Review request changed
  1. Ship It!
  2. I'd be a fan of explicitly passing return_bytes=False here with an explanation; ie: the payload, which becomes working_dir or command can contain unicode chars as parts of path names or command argument values.
    That said, there is 1 caller, and that caller doesn't use these tupe slots at all:

    $ git grep -n "\.parse_request" -- src/
    src/python/pants/pantsd/    _, _, arguments, environment = NailgunProtocol.parse_request(self.request)

    So can the new return_bytes parameter just be dropped wholesale and the bytes never decoded?

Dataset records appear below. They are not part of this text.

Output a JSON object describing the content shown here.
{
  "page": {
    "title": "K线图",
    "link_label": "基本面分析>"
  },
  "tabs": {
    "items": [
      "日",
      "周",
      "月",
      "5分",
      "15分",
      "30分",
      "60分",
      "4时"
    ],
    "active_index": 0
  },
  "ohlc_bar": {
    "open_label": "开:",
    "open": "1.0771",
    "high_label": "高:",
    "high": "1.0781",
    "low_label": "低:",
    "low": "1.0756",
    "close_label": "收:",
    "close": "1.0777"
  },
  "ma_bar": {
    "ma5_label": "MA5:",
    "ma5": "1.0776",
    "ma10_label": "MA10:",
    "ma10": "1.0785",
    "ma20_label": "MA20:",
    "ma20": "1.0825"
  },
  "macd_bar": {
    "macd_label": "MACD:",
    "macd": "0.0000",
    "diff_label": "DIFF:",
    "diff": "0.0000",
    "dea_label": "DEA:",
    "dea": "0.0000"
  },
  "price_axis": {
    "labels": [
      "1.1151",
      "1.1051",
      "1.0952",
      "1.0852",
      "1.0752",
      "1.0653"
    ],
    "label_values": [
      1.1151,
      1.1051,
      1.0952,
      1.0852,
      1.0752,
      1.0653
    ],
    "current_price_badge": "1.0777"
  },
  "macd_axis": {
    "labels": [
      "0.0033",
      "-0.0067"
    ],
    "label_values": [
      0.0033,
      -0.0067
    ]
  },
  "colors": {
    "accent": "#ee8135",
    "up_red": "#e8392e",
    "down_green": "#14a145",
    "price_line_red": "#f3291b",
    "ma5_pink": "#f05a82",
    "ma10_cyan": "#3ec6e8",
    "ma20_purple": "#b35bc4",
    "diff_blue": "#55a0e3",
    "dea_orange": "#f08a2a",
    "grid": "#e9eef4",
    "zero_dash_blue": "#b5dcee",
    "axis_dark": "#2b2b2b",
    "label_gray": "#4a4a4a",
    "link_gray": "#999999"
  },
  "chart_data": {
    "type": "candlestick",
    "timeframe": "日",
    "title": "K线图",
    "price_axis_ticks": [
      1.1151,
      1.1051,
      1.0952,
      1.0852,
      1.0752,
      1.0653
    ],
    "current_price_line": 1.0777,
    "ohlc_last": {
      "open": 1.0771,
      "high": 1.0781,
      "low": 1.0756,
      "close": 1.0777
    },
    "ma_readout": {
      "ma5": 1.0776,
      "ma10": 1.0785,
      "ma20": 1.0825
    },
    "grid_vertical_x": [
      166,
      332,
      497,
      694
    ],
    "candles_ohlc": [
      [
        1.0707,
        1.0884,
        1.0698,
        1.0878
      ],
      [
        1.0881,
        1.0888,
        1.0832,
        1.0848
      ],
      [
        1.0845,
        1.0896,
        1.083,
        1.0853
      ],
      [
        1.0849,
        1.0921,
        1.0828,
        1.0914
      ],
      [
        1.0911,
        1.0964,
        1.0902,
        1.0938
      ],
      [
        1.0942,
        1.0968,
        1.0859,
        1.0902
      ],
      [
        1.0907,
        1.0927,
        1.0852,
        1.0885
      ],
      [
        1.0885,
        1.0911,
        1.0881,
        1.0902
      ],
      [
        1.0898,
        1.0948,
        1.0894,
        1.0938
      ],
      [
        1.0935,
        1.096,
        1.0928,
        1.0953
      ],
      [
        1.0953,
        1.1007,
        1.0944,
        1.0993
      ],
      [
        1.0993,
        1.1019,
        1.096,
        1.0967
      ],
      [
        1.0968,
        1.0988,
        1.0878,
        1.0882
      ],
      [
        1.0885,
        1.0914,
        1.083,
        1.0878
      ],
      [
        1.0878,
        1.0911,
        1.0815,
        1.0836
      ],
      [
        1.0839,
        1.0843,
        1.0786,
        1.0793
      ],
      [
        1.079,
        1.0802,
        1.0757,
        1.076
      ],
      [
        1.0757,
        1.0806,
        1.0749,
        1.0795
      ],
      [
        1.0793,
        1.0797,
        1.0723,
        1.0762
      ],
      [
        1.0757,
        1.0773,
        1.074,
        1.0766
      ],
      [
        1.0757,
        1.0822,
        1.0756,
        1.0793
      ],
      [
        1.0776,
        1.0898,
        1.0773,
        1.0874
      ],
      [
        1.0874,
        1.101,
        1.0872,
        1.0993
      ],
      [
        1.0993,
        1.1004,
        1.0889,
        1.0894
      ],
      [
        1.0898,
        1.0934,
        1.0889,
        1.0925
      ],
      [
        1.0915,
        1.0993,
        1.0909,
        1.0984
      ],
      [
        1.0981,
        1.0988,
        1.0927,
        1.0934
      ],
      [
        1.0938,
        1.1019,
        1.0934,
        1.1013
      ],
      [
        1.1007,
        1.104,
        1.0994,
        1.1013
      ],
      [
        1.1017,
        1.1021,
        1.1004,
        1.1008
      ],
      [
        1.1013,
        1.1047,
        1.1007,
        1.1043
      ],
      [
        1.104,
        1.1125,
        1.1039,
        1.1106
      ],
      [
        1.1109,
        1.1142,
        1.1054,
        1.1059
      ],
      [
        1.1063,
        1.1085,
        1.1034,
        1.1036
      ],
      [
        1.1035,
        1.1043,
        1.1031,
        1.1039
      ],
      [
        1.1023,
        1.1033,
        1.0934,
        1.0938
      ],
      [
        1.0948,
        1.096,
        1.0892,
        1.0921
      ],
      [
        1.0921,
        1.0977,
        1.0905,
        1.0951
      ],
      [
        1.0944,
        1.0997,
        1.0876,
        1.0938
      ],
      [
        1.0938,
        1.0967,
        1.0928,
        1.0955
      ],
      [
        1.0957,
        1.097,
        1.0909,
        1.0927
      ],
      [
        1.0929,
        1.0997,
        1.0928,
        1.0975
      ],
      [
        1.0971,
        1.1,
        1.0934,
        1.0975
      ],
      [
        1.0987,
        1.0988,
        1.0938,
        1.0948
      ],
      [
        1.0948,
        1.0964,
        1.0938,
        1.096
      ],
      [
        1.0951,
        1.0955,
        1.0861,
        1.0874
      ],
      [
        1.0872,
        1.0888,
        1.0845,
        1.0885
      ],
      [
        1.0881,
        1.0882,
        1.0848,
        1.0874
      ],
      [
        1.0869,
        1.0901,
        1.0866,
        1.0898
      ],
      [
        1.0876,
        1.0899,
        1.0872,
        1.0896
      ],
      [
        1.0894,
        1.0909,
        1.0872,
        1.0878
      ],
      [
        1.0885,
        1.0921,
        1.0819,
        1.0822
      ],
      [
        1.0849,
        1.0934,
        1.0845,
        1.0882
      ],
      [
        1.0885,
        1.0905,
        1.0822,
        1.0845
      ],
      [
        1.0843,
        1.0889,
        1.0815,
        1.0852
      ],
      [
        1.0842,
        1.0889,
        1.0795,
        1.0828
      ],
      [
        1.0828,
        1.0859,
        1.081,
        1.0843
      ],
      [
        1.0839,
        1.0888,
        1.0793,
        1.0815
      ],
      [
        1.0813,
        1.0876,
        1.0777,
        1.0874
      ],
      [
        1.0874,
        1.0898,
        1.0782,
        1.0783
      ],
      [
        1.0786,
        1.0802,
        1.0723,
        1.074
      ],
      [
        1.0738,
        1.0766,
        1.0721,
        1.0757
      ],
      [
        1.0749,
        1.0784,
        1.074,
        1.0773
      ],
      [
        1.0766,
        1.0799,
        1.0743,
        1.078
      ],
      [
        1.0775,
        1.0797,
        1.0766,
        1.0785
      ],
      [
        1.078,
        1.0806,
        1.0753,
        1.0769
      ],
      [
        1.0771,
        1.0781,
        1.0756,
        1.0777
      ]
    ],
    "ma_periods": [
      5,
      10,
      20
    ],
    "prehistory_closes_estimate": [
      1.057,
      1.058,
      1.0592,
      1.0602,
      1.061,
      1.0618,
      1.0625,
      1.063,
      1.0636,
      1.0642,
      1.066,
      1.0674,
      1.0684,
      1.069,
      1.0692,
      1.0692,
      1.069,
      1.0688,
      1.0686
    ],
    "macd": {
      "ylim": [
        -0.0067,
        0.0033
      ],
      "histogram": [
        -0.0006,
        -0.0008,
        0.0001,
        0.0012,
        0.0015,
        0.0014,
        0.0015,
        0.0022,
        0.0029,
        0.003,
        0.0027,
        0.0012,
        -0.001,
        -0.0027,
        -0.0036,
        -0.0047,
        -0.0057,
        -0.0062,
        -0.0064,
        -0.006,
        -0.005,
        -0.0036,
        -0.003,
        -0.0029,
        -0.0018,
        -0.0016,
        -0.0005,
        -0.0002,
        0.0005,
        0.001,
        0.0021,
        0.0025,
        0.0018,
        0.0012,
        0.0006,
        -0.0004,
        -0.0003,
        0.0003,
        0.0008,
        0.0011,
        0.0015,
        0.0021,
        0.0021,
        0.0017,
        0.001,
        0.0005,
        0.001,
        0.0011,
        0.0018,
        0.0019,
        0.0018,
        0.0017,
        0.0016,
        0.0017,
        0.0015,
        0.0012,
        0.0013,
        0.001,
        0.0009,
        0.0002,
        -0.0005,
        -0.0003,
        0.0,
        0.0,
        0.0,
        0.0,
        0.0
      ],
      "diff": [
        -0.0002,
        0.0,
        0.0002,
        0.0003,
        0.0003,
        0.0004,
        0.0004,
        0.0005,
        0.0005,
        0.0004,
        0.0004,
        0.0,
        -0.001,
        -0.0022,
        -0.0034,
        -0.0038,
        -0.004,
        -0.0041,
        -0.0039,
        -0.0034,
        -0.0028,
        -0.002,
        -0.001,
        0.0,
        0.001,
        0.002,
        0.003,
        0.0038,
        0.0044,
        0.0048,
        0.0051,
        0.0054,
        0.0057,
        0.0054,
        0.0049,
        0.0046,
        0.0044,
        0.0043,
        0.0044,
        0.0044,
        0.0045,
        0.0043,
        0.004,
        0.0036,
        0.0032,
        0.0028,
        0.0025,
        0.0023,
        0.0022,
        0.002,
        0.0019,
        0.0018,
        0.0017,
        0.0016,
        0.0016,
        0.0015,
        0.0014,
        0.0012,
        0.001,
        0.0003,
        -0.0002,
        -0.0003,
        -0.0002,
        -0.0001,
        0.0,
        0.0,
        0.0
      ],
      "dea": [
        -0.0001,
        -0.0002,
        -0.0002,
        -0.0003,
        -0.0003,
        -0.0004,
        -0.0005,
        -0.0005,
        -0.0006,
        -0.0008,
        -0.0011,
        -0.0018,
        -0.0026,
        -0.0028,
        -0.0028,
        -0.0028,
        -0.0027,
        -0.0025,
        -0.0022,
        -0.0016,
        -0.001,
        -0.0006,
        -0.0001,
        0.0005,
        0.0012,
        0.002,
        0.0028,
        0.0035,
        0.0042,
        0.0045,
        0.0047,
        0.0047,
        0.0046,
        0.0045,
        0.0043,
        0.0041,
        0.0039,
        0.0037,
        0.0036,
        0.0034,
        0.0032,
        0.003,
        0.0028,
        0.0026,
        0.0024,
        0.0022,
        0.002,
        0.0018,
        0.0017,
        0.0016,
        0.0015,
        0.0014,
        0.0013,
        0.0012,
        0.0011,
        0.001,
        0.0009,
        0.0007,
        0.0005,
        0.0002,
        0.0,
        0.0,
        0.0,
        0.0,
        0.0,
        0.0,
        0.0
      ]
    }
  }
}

    1. I think the decode() is failproof for any future cases of this being used. Having said that, since that future is not here currently - happy to remove the decode altogether with a TODO of adding it back in if there was a caller in the future that needed it.

    2. The TODO seems like the best path to me.  At this low layer there is no telling what constitutes the byte stream and its really only the particular nailgun application riding above that knows its safe to decode the bytes in a particular way.